Kiveli und Danae Doerken werden beim Abschlussskonzert Bach auf dem Hammerflügel spielen. Foto: Amanda Holmes

S-Quin: Die Movimento-Fahrradtouren mit ihren Konzerten am Wegesrand sind ein weiterer Schwerpunkt des Festivals, oder?
Rathmann: Auf jeden Fall. Die Premiere der Tour am Rhein zwischen Düsseldorf und Dormagen war 2021 ein voller Erfolg. Dieses Jahr kommt eine wunderschöne idyllische Strecke an der Erft zwischen Grevenbroich und Neuss hinzu. Die erste Tour ist am 11. September, dem Tag des offenen Denkmals; die zweite Tour am 25. September, beendet unser Festival. Auf beiden Touren können Spielstätten entdeckt werden, die man sonst nicht so auf dem Schirm hat.

Movimento-Tour Nummer 1

S-Quin: Zum Beispiel?
Rathmann: Für mich zählt zum Beispiel die Kirche St. Paulus in Neuss-Weckhoven mit ihrer modernen sakralen Architektur und ihrem originellen Zinkdach aus den 70er-Jahren dazu. Deswegen freue ich mich, dass wir gleich zwei Strecken anbieten können. Movimento ist Radfahren mit Kulturgenuss!

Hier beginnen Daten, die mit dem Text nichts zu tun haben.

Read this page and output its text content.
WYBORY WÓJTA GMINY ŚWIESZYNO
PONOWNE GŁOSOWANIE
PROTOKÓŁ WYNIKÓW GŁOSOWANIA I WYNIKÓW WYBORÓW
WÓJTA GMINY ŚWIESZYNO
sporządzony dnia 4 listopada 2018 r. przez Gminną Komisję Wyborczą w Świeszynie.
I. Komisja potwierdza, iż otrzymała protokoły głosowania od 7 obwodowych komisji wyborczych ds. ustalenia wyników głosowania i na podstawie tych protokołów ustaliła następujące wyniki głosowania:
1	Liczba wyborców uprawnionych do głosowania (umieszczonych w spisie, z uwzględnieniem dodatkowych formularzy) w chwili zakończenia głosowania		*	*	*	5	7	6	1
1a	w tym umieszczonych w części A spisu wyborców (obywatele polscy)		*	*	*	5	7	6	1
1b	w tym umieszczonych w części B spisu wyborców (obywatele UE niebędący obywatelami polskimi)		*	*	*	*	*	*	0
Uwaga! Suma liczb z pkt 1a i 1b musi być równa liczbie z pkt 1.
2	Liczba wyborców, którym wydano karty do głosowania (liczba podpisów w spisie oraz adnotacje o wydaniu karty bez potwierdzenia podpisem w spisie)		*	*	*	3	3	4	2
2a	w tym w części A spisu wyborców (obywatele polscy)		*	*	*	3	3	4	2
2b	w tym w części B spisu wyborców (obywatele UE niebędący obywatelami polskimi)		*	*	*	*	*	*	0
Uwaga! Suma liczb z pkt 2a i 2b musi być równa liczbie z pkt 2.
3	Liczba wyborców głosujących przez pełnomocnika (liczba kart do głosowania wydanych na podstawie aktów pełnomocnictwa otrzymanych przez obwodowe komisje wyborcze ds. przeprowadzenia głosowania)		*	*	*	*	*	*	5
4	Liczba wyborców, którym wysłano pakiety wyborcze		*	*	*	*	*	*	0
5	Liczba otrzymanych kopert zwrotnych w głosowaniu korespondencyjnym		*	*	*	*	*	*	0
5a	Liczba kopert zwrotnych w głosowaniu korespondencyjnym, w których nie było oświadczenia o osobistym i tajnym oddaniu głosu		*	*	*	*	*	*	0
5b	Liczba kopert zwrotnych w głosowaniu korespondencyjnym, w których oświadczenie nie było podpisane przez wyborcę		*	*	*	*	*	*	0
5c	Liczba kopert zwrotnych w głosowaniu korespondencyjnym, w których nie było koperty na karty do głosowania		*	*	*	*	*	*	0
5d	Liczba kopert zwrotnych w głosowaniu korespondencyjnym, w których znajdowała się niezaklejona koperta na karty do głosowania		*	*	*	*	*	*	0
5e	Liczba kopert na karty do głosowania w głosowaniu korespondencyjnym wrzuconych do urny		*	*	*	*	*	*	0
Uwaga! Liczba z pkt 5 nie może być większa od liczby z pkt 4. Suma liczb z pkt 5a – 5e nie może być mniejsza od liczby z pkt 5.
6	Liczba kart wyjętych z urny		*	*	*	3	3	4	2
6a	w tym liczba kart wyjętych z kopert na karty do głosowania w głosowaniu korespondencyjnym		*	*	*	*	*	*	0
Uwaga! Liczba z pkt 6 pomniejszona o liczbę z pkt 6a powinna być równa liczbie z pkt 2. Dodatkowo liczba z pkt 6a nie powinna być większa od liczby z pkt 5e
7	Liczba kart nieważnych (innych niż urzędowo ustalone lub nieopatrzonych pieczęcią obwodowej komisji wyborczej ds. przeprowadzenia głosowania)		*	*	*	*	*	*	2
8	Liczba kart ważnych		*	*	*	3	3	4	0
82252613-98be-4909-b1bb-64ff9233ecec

S-Quin: Wie läuft eine Radtour ab?
Rathmann: Beide Touren sind Ganztagsveranstaltungen – von 9 bis 19 Uhr, wobei man zu verschiedenen Zeiten startet. An der Rhein-Strecke haben wir acht Stationen, an der Erft sind es sieben. Die Musikprogramme an den einzelnen Stationen sind jeweils etwa 15 bis 20 Minuten lang und werden zu bestimmten Zeiten wiederholt.

S-Quin: Wie oft werden die einzelnen Stücke gespielt?
Rathmann: Vier bis fünf Mal. Die einzelnen Konzerte sind übrigens absolut vielfältig und unterscheiden sich deutlich von der Premierentour 2021. Wer letztes Jahr dabei war, wird diesmal auf jeden Fall viel Neues entdecken.

S-Quin: Fährt man in einer festen Gruppe oder kann man beliebig lange an den Konzert-Stationen verweilen?
Rathmann: Es gibt keinen Gruppenzwang. Wer frühmorgens losfährt, hat mehr Möglichkeiten, die Haltepunkte über den Tag zu verteilen. Wer später fährt, muss die 28-Kilometer-Tour schon etwas sportlicher angehen. Über den Tag verteilt durchmischt sich so das Publikum. Man kann natürlich auch Konzerte auslassen. Jede der beiden Touren endet in einer Abschlussveranstaltung – bei der Rhein-Tour am 11. September um 18 Uhr in der Dormagener Christuskirche mit dem Calmus-Ensemble aus Leipzig, einer der erfolgreichsten A-Cappella-Gruppen Deutschlands. Das singt Songs in traditionellen und zeitgenössischen Arrangements von Friedrich Silcher bis Freddie Mercury.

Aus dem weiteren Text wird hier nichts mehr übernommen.